Tools for cutting and grinding aren’t the latest idea – it is estimated humans developed crude tool making techniques by at least 2.6 million years ago — but current trends show the tool-cutting manufacturers are entering a new, particularly exciting age, says industry expert ANCA Group.
“It’s been a long journey from chipping away at the earliest Stone Age tools to where we are now,” says Grant Anderson, CEO ANCA Group.
“We’re past making tools by hand, and machines can talk to each other, talk to computers, and let you know when there’s a problem. Next I see that analytics will predict potential problems with the manufacturing process and self-correct to avoid the issue to keep production moving,” Mr Anderson predicts in a white paper entitled “Chipping away during the fourth industrial revolution.
“The system will learn from the data of previous applications to inform future solutions. Essentially production will self-manage without reducing quality – it is an exciting prospect.”
Melbourne-based ANCA has been riding the wave of the smart device market, supplying directly to Apple product-manufacturer FoxConn as well as Boeing, and it recently released a first suite of Internet products in software, a machine maintenance, advice and information system.
The invention of computer numerical control was a serious step to turning tool cutting into an exact science, Mr Anderson says.

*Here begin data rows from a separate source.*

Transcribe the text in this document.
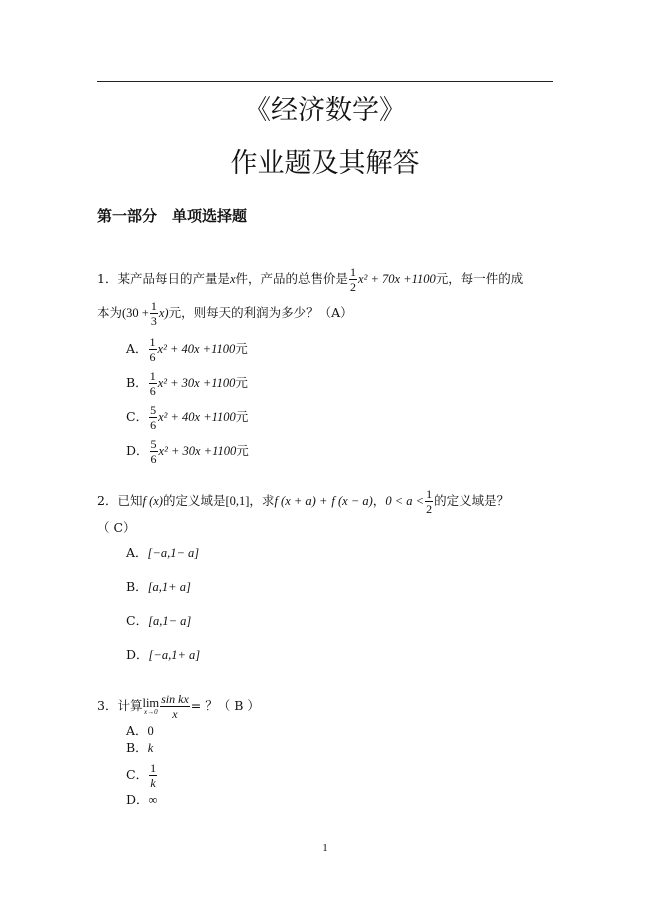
《经济数学》
作业题及其解答
第一部分　单项选择题
1．某产品每日的产量是x件，产品的总售价是 $\frac{1}{2} x^2 + 70x +1100$元，每一件的成
本为$(30 + \frac{1}{3} x)$元，则每天的利润为多少？（A）
A． $\frac{1}{6} x^2 + 40x +1100$元
B． $\frac{1}{6} x^2 + 30x +1100$元
C． $\frac{5}{6} x^2 + 40x +1100$元
D． $\frac{5}{6} x^2 + 30x +1100$元
2．已知f (x)的定义域是[0,1]，求f (x + a) + f (x − a)，$0 < a < \frac{1}{2}$ 的定义域是？
（ C）
A．[−a,1− a]
B．[a,1+ a]
C．[a,1− a]
D．[−a,1+ a]
3．计算lim
$x\to 0 \frac{\text{sin kx}}{x}$ = ？（ B ）
A．0
B．k
C． $\frac{1}{k}$
D．∞
1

It has allowed for ever-increasing levels of complexity in end products, the removal of guesswork and human error, previously unimaginable tolerance levels, and ever- greater output.
Since then, there have been needs from customers that have forced continued innovation by tool grinder manufacturers, including the uptake of new materials and composites, and constantly rising demands from end users for elegance and function in products.
“Consider the sleek aluminium backing of a smartphone – one component of a modern work of industrial art – and the manufacture of which is enabled by super-accurate tools,”Mr Anderson said.
Industry 4.0 – including production trends such as robotics, networked machines and analytics making sense of what’s collected by many sensors – is on the minds of machine tool makers, ANCA says.
Robots have been involved for some time in basic functions such as loading, and it is reasonable to guess that as they become more usable they will find more and more uses in conjunction with machine tools.
As robots will become more capable and cheaper, it is likely that they will be integrated with machine tools more frequently, delivering higher levels of automation, productivity and quality, Mr Anderson predicts.
ANCA has successfully and recently integrated multi-robot production cells for several customers. These have allowed for extra workstations within the one cell; to add capabilities such as washing, metrology and laser etching; and for the production of more complex parts.
Customer demand for connectivity is apparent , with users wanting to collect and make use of what was once “trapped data”, as well as monitor operations remotely and be alerted if there is an issue, the White Paper says.
ANCA offers in-process laser measurement and compensation, allowing for software-driven adjustments to maintain accurate tool geometries if there are issues like wheel wear and thermal expansion.
“We’re looking forward to chipping away in the current and Fourth Industrial Revolution, and to all the exciting possibilities it offers toolmakers and the works of art their innovations enable,” Mr Anderson says.